Question 1 (Chapter 2): Define the wage replacement ratio.

Question 2 (Chapter 2): Niles and Daphne are near retirement. They have a joint life expectancy of 25 years in retirement. Daphne anticipates their annual income in retirement will need to increase each year at the rate of inflation, which they assume is 4%. Based on the assumption that their first year retirement need, beginning on the first day of retirement, for annual income will be $85,000, of which they have $37,500 available from other sources, and an annual after-tax rate of return of 6.5%, calculate the total amount that needs to be in place when Niles and Daphne begin their retirement. a. $743,590.43. b. $859,906.74. c. $892,478.21. d. $906,131.31. Explain how you came to your answer.

Question 3 (Chapter 9 ): Compare and contrast a traditional IRA to a Roth IRA.

Question 4 (Chapter 9 ): Robbie and Robin, both age 45, are married and filed a joint return for 2021. Robin earned a salary of $100,000 in 2021 and is covered by her employers 401(k) plan.
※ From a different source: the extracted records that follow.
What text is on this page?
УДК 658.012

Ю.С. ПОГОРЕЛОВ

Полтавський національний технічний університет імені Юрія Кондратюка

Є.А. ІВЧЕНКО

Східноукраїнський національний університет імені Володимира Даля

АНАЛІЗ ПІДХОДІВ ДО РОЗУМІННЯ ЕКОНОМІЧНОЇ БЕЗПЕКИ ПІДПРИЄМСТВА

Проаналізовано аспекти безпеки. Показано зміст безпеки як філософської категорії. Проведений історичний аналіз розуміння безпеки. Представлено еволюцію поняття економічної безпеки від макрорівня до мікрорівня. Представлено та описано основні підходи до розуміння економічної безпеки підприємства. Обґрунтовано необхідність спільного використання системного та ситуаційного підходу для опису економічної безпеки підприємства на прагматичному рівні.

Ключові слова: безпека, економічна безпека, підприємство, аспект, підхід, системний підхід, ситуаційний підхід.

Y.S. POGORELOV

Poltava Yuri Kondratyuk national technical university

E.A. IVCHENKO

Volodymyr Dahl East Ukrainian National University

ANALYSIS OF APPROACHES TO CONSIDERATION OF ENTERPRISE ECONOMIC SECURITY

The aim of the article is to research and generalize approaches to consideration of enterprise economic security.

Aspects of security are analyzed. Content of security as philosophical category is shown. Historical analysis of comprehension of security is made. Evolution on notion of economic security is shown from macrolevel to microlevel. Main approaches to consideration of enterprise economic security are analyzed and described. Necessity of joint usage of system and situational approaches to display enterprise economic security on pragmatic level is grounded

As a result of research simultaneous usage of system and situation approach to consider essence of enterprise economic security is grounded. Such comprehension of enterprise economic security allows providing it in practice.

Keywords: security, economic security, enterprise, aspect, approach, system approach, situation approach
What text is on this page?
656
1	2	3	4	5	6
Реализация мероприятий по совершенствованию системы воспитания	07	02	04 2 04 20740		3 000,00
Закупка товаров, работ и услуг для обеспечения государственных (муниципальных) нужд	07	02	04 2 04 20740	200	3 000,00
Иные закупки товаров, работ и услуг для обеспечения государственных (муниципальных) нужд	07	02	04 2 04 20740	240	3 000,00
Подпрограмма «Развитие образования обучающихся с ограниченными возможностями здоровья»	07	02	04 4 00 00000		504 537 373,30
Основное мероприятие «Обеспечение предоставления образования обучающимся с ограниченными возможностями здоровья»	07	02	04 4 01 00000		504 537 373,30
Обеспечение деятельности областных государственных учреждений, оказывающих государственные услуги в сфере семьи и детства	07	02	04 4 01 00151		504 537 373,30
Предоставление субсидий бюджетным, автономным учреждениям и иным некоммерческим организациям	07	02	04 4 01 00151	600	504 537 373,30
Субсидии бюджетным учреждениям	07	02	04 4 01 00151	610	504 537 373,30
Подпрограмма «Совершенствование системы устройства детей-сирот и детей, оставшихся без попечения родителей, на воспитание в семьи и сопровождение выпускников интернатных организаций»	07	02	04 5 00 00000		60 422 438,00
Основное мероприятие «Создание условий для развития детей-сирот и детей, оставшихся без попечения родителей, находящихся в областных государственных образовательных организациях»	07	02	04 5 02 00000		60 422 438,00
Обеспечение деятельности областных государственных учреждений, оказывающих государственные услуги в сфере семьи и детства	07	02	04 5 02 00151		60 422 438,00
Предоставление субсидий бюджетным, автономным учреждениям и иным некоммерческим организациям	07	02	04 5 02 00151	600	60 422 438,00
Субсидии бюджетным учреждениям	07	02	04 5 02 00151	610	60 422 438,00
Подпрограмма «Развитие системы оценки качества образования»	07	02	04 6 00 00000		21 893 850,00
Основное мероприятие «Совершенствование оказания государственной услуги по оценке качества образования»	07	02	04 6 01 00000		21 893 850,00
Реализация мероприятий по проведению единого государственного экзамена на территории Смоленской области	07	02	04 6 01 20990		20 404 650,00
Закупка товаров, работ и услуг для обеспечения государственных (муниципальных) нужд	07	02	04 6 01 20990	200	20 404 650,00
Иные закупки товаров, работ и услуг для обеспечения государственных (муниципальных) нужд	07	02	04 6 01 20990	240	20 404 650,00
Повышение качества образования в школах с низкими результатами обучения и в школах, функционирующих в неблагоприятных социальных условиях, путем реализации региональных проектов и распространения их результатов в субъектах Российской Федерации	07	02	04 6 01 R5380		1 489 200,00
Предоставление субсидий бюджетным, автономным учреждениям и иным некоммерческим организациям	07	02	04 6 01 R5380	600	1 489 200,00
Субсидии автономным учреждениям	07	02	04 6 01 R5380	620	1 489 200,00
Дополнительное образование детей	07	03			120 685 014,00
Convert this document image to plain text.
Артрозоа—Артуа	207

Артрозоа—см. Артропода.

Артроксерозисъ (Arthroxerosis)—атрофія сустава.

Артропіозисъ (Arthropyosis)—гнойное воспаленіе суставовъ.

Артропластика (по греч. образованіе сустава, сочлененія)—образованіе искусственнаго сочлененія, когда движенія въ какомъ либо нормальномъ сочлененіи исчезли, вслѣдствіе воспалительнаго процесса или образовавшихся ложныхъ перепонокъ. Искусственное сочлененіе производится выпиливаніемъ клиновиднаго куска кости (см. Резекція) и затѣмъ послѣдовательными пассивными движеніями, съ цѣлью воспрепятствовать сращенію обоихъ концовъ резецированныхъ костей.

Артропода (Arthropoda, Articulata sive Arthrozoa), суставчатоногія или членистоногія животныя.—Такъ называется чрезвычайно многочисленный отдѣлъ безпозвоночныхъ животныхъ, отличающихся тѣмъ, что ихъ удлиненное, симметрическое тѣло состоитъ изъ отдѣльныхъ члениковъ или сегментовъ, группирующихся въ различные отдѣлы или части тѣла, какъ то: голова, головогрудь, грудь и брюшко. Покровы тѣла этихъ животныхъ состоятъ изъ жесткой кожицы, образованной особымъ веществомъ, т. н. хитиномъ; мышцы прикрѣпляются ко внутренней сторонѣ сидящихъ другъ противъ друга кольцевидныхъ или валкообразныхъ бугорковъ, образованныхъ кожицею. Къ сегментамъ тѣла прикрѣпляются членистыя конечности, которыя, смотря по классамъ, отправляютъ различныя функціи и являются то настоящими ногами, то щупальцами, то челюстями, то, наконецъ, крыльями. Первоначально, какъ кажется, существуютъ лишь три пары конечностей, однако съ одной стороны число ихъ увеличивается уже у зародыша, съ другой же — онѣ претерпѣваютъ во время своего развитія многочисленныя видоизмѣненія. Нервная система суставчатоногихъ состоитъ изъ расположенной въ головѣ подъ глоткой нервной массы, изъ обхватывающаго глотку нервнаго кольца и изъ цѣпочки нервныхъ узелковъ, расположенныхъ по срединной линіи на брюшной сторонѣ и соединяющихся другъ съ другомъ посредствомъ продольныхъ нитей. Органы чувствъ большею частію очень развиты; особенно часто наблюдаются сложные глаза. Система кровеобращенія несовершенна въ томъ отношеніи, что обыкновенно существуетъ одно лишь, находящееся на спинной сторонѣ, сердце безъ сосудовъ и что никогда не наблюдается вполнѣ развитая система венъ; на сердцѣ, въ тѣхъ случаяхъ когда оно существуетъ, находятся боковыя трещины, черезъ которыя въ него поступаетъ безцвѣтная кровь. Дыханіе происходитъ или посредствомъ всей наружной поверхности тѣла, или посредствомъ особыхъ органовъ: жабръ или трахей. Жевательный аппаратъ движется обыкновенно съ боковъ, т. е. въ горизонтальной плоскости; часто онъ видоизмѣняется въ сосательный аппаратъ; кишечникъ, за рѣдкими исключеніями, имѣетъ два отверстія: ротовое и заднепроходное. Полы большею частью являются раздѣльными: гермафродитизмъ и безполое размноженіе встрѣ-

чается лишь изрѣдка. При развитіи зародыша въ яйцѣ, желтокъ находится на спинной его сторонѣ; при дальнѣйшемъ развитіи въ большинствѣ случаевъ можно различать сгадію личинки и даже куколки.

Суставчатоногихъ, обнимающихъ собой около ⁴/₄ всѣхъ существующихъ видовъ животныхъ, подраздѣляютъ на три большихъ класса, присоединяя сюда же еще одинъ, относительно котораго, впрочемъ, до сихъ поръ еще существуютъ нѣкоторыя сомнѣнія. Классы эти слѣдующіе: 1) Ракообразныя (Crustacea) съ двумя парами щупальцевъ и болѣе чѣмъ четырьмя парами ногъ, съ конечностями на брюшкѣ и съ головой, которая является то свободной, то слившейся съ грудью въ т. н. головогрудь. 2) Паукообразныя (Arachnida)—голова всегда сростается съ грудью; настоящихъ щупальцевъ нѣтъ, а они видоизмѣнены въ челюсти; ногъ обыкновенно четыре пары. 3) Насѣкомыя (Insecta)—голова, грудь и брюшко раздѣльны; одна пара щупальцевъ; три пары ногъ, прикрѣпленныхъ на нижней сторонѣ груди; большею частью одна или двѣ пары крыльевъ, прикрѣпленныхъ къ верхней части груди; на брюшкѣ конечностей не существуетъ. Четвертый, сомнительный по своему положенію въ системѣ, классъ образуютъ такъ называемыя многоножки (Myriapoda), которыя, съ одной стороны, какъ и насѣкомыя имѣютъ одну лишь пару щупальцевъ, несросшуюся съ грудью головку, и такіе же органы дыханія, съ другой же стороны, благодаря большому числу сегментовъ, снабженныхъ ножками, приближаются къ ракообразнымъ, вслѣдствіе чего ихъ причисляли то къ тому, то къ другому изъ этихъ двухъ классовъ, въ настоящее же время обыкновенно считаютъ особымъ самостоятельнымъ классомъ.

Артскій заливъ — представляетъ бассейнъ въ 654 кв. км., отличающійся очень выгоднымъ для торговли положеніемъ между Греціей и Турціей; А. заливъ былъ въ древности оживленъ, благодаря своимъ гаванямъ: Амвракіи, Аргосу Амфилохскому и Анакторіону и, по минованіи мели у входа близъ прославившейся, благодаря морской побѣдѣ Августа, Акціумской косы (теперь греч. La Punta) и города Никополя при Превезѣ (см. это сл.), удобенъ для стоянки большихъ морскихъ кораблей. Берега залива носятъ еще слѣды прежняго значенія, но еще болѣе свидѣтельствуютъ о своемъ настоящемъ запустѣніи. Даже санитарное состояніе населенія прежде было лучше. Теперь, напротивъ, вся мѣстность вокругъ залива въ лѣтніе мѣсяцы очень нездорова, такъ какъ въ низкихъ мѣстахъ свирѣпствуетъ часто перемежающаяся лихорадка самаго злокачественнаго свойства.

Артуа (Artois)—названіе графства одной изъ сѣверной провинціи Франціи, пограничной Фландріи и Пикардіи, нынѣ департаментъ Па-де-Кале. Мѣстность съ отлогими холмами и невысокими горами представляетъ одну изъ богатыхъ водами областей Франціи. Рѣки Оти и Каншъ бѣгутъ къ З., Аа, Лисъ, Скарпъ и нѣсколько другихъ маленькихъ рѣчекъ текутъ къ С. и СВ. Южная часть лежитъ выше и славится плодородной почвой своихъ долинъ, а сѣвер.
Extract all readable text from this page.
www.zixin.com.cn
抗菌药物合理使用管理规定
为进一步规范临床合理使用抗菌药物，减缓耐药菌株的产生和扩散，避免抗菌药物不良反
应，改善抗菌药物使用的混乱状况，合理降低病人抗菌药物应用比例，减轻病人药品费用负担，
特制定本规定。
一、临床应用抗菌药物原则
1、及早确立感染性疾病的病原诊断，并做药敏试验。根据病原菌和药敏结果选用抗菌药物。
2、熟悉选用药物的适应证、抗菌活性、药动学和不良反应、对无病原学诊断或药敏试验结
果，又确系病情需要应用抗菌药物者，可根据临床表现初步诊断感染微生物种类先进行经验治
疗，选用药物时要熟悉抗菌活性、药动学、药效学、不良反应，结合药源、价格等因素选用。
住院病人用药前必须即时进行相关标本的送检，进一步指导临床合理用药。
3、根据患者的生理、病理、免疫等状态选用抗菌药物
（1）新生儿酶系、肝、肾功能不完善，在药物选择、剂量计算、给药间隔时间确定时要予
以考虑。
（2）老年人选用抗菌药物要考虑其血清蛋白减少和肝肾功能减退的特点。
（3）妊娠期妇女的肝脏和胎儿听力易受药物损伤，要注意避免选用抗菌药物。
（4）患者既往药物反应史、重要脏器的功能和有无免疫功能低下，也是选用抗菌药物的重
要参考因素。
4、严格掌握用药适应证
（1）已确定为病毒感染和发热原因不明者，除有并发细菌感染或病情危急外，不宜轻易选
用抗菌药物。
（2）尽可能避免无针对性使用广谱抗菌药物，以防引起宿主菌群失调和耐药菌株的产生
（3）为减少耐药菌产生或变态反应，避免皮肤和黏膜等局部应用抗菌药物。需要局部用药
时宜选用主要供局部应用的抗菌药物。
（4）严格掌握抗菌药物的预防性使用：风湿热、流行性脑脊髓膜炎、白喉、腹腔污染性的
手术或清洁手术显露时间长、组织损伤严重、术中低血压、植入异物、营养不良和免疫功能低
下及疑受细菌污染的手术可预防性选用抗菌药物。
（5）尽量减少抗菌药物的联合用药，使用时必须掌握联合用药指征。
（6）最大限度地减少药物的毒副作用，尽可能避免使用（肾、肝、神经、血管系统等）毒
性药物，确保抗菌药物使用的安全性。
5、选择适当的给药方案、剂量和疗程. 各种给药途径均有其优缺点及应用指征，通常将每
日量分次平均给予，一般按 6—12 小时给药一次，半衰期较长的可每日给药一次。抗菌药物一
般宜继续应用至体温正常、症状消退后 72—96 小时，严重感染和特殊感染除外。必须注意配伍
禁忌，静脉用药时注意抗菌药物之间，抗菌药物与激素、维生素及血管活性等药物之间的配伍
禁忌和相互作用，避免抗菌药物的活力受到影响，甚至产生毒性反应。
Robbie and Robin earned interest of $40,000 in 2021 from a joint savings account. Robbie is not employed, and the couple had no other income. On April 15, 2022, Robin contributed $6,000 to an IRA for herself and $6,000 to an IRA for Robbie. The maximum allowable IRA deduction on the 2021 joint return is: a. $0. b. $4,500. c. $6,000. d. $12,000. Explain how you came to your answer.